Alkisah, Ayyas, pemuda indonesia yang sedang menuliskan tesis sejarah tentang "Islam pada masa Stalin". setelah mendapatkan rekomendasi dari pembimbingnya di sebuah Universitas di India, Ayyas akhirnya datang ke Moskow untuk menemui kolega pembimbingnya tersebut. Kedatangan Ayyas disambut dengan baik, meskipun akhirnya pembimbing barunya itu (Prof. Tomskii) tidak dapat membimbing karena ada tugas negara. profesor tersebut menyerahkan tugas membimbing Ayyas kepada asistennya yang masih muda dan cantik, Dr. Anastasia Palazzo. di antara kedua tokoh itulah, diskursus Ketuhanan dan iIlam di mata Barat mewujud dalam perbincangan yang cukup berisi. Selain juga bumbu-bumbu asmara diantara keduanya, seperti insiden ciuman maut anastasia yang berujung pada kemarahan Ayyas.
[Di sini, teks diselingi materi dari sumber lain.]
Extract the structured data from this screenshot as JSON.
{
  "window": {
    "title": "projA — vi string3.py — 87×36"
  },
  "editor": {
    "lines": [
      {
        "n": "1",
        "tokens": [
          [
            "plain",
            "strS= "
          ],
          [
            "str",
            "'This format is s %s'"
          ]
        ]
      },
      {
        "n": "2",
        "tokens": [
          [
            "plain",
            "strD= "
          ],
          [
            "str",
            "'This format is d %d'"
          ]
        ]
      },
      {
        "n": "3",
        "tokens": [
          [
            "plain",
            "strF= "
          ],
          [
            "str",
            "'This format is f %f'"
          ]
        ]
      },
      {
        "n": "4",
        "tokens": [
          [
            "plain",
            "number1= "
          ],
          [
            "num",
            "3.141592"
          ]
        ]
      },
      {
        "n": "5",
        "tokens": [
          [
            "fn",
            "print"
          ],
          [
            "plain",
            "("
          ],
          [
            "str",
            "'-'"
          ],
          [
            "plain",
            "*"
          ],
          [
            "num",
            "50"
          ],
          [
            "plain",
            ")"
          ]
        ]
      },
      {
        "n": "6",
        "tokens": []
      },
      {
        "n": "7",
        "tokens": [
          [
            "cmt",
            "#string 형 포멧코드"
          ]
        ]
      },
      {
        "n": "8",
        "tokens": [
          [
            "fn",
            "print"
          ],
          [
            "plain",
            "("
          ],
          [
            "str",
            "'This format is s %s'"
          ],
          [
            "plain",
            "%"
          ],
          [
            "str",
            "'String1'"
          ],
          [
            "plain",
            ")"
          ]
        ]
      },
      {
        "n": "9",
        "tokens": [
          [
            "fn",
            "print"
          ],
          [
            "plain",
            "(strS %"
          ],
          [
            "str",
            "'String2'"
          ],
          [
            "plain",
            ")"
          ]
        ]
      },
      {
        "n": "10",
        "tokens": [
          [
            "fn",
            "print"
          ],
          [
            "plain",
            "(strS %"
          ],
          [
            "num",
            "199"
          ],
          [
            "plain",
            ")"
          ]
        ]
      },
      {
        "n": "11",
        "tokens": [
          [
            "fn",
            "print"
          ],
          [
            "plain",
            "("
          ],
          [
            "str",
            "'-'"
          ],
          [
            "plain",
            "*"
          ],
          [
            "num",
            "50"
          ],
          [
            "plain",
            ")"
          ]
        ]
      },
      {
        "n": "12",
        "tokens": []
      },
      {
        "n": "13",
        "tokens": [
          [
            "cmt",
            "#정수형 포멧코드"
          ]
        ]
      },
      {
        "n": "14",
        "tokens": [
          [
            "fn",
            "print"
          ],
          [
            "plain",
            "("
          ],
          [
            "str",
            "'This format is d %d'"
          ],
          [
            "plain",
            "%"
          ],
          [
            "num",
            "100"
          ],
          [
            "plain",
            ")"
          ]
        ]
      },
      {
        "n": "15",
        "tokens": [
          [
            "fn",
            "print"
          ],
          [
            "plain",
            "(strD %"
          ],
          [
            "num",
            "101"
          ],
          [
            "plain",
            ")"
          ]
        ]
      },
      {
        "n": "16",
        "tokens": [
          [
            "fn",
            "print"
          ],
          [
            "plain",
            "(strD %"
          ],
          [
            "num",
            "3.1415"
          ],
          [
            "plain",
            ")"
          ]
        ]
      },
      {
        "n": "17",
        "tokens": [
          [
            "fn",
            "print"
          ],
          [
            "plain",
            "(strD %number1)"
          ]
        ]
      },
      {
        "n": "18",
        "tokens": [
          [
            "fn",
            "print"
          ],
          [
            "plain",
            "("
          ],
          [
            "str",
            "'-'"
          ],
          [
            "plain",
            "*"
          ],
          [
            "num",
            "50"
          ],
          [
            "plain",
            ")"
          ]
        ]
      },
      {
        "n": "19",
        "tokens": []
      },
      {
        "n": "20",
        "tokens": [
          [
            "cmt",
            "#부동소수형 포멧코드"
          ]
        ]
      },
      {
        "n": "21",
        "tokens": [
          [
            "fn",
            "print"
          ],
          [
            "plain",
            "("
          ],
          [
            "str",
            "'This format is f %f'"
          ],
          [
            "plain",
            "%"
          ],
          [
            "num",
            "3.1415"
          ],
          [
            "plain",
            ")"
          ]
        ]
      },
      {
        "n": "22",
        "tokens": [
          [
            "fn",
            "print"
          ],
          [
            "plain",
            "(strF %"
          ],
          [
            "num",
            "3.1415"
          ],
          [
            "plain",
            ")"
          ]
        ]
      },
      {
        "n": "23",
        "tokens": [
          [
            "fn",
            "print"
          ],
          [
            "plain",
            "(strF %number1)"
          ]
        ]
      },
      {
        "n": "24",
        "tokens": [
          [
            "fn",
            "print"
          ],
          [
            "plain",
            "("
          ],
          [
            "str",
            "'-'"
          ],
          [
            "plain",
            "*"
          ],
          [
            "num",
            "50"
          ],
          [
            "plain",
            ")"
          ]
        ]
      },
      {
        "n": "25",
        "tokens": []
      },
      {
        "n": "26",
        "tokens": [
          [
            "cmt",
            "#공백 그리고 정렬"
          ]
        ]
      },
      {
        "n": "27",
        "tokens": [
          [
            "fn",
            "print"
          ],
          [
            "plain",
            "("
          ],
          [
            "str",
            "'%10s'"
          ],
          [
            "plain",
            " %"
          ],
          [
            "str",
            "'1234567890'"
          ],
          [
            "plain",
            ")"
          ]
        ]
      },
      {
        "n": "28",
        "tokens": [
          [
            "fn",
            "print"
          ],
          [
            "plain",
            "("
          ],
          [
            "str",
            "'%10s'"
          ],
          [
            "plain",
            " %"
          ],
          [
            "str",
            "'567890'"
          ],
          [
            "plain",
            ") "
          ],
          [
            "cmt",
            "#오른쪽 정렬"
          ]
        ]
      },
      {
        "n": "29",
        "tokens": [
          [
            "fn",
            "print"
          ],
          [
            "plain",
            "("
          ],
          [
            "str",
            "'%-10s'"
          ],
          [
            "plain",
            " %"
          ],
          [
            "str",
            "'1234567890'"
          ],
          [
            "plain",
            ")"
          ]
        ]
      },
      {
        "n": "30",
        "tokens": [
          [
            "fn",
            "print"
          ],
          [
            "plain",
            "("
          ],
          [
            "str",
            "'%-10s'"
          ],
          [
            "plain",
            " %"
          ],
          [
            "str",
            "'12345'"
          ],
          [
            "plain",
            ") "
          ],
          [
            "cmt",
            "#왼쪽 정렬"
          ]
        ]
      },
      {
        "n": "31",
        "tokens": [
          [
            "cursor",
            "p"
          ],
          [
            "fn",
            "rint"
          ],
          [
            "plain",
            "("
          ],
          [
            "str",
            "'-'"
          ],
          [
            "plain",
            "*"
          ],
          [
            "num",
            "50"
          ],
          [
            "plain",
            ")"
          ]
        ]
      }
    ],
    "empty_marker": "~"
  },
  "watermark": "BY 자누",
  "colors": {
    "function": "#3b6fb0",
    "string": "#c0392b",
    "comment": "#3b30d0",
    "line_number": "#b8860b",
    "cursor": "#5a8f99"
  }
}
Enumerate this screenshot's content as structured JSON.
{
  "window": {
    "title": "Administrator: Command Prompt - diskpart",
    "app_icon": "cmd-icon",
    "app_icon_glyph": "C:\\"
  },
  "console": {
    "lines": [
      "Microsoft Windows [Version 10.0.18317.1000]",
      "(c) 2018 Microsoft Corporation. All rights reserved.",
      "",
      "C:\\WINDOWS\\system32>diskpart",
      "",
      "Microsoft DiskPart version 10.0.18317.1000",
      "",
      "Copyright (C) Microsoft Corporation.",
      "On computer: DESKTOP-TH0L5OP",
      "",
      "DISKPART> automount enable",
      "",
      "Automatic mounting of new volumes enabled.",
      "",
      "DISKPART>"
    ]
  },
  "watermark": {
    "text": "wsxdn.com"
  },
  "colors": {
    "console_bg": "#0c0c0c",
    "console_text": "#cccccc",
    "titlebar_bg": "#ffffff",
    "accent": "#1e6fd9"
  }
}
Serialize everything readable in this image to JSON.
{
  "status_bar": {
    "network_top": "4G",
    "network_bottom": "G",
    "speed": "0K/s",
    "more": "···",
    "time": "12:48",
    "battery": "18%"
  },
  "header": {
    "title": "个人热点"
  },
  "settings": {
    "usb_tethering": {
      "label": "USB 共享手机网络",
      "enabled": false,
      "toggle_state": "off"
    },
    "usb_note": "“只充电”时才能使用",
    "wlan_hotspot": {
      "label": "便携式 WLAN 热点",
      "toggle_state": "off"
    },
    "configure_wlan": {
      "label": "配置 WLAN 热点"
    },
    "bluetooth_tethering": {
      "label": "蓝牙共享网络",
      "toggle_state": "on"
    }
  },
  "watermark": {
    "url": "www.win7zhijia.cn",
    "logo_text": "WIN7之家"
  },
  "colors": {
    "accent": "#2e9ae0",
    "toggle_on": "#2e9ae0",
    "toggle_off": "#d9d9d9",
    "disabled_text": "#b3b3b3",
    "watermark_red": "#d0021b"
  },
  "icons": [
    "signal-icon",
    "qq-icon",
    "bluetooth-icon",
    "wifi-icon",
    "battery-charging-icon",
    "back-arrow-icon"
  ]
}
Selain pertemuan yang bernuansa "akademis" itu, Ayyas juga terlibat perang batin karena harus tinggal di sebuah kontrakan yang didalamnya dihuni dua orang perempuan Rusia yang tak pernah terbayangkan sebelumnya oleh Ayyas. Perempuan pertama adalah Yelena, sorang wanita penghibur kelas atas, yang mengaku kepada Ayyas bekerja di agen pariwisata. Perempuan kedua adalah Linor, seorang agen Mosad (zionis) yang mahir memainkan biola. Seperti sudah biasa dalam  sinetron atau roman percintaan, adagium benci bisa jadi cinta terulang kembali. Perbedaan yang mencolok, justru berpotensi menuju rasa penasaran dan pada akhirnya rasa sayang. Dari ketiga perempuan di sekitar Ayyas itulah konflik dalam novel ini dibangun. Ditambah, ayyas juga punya gadis pujaan dari kampung yang pernah dilamarnya, Ainul Muna. Stereotip yang salah, perbedaan gaya hidup bebas, dan keteguhan iman seorang Ayyas serta dibumbui konspirasi zionis yang khas, mewarnai perjalanan novel ini.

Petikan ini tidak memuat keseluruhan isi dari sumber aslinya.